Rowerem po Mrówczej. Wolno czy nie?
14 maja 2018
- Ktoś na Mrówczej zrobił krecią robotę i zlikwidował ścieżkę rowerową. Komu przeszkadzała? Gdzie teraz mają się podziać zwolennicy dwóch kółek? - pyta mieszkaniec Wawra.
"Na odcinku kilku kilometrów wzdłuż Mrówczej zostały zlikwidowane wszelkie oznaczenia ścieżki, za to od strony Panny Wodnej pojawił się znak końca. Codziennie setki rowerzystów łamią przepisy, jadąc byłą ścieżką rowerową zamienioną teraz na chodnik. Dlaczego ktoś wywalił w błoto kasę mieszkańców, demontując wszelkie oznaczenia i zamieniając ścieżkę w chodnik? Czy tak ma teraz wyglądać polityka władz miasta?
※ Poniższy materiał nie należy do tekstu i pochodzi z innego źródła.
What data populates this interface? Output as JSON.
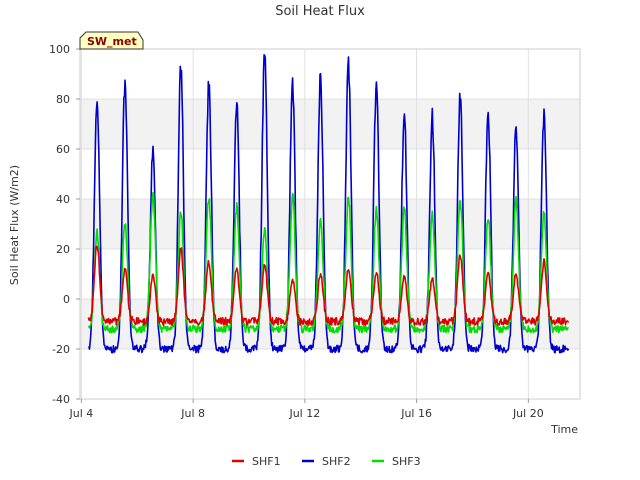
{
  "chart_data": {
    "type": "line",
    "title": "Soil Heat Flux",
    "xlabel": "Time",
    "ylabel": "Soil Heat Flux (W/m2)",
    "site_label": "SW_met",
    "xlim": [
      3.95,
      21.85
    ],
    "ylim": [
      -40,
      100
    ],
    "yticks": [
      -40,
      -20,
      0,
      20,
      40,
      60,
      80,
      100
    ],
    "xticks": [
      {
        "day": 4,
        "label": "Jul 4"
      },
      {
        "day": 8,
        "label": "Jul 8"
      },
      {
        "day": 12,
        "label": "Jul 12"
      },
      {
        "day": 16,
        "label": "Jul 16"
      },
      {
        "day": 20,
        "label": "Jul 20"
      }
    ],
    "grid": true,
    "legend_position": "bottom",
    "day_peaks": [
      {
        "day": 4,
        "SHF1": 22,
        "SHF2": 81,
        "SHF3": 27
      },
      {
        "day": 5,
        "SHF1": 12,
        "SHF2": 87,
        "SHF3": 30
      },
      {
        "day": 6,
        "SHF1": 10,
        "SHF2": 60,
        "SHF3": 42
      },
      {
        "day": 7,
        "SHF1": 20,
        "SHF2": 92,
        "SHF3": 35
      },
      {
        "day": 8,
        "SHF1": 15,
        "SHF2": 86,
        "SHF3": 41
      },
      {
        "day": 9,
        "SHF1": 12,
        "SHF2": 78,
        "SHF3": 37
      },
      {
        "day": 10,
        "SHF1": 14,
        "SHF2": 99,
        "SHF3": 28
      },
      {
        "day": 11,
        "SHF1": 8,
        "SHF2": 85,
        "SHF3": 42
      },
      {
        "day": 12,
        "SHF1": 10,
        "SHF2": 89,
        "SHF3": 32
      },
      {
        "day": 13,
        "SHF1": 12,
        "SHF2": 94,
        "SHF3": 41
      },
      {
        "day": 14,
        "SHF1": 11,
        "SHF2": 87,
        "SHF3": 36
      },
      {
        "day": 15,
        "SHF1": 9,
        "SHF2": 74,
        "SHF3": 37
      },
      {
        "day": 16,
        "SHF1": 8,
        "SHF2": 73,
        "SHF3": 34
      },
      {
        "day": 17,
        "SHF1": 18,
        "SHF2": 82,
        "SHF3": 40
      },
      {
        "day": 18,
        "SHF1": 11,
        "SHF2": 75,
        "SHF3": 33
      },
      {
        "day": 19,
        "SHF1": 10,
        "SHF2": 69,
        "SHF3": 40
      },
      {
        "day": 20,
        "SHF1": 15,
        "SHF2": 74,
        "SHF3": 34
      }
    ],
    "night_lows": {
      "SHF1": -9,
      "SHF2": -20,
      "SHF3": -12
    },
    "series": [
      {
        "name": "SHF1",
        "color": "#dd0000"
      },
      {
        "name": "SHF2",
        "color": "#0000cc"
      },
      {
        "name": "SHF3",
        "color": "#00dd00"
      }
    ]
  }
}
Budujemy ścieżki i otwieramy, a potem cichcem demontujemy oznaczenia i jest spoko?Mam świadomość, że to nie przypadek i taka ścieżka przeszkadza kierowcom aut, bo muszą bardziej uważać na przecięciach ze ścieżką rowerową i jeździć wolniej. Teraz każde zderzenie będzie z winy rowerzysty, bo jechał przecież chodnikiem".
Wawerczyk
Odpowiada Konrad Rajca, rzecznik urzędu dzielnicy
Już wiele lat temu ciąg pieszo-rowerowy (nie ścieżka rowerowa) na Mrówczej został przeznaczony wyłącznie dla ruchu pieszego z powodu wprowadzenia komunikacji miejskiej, dla ułatwienia dojścia pieszych do przystanków. Obecnie trasa ta nie spełnia kryteriów ciągu pieszo-rowerowego. Jest za wąska. Dopuszczony jest tam ruch rowerowy zgodnie z obowiązującymi przepisami na ciągu pieszym, czyli np. osoby dorosłej z dzieckiem do lat 10. Wyjątkiem jest krótki odcinek w okolicach tunelu w Międzylesiu.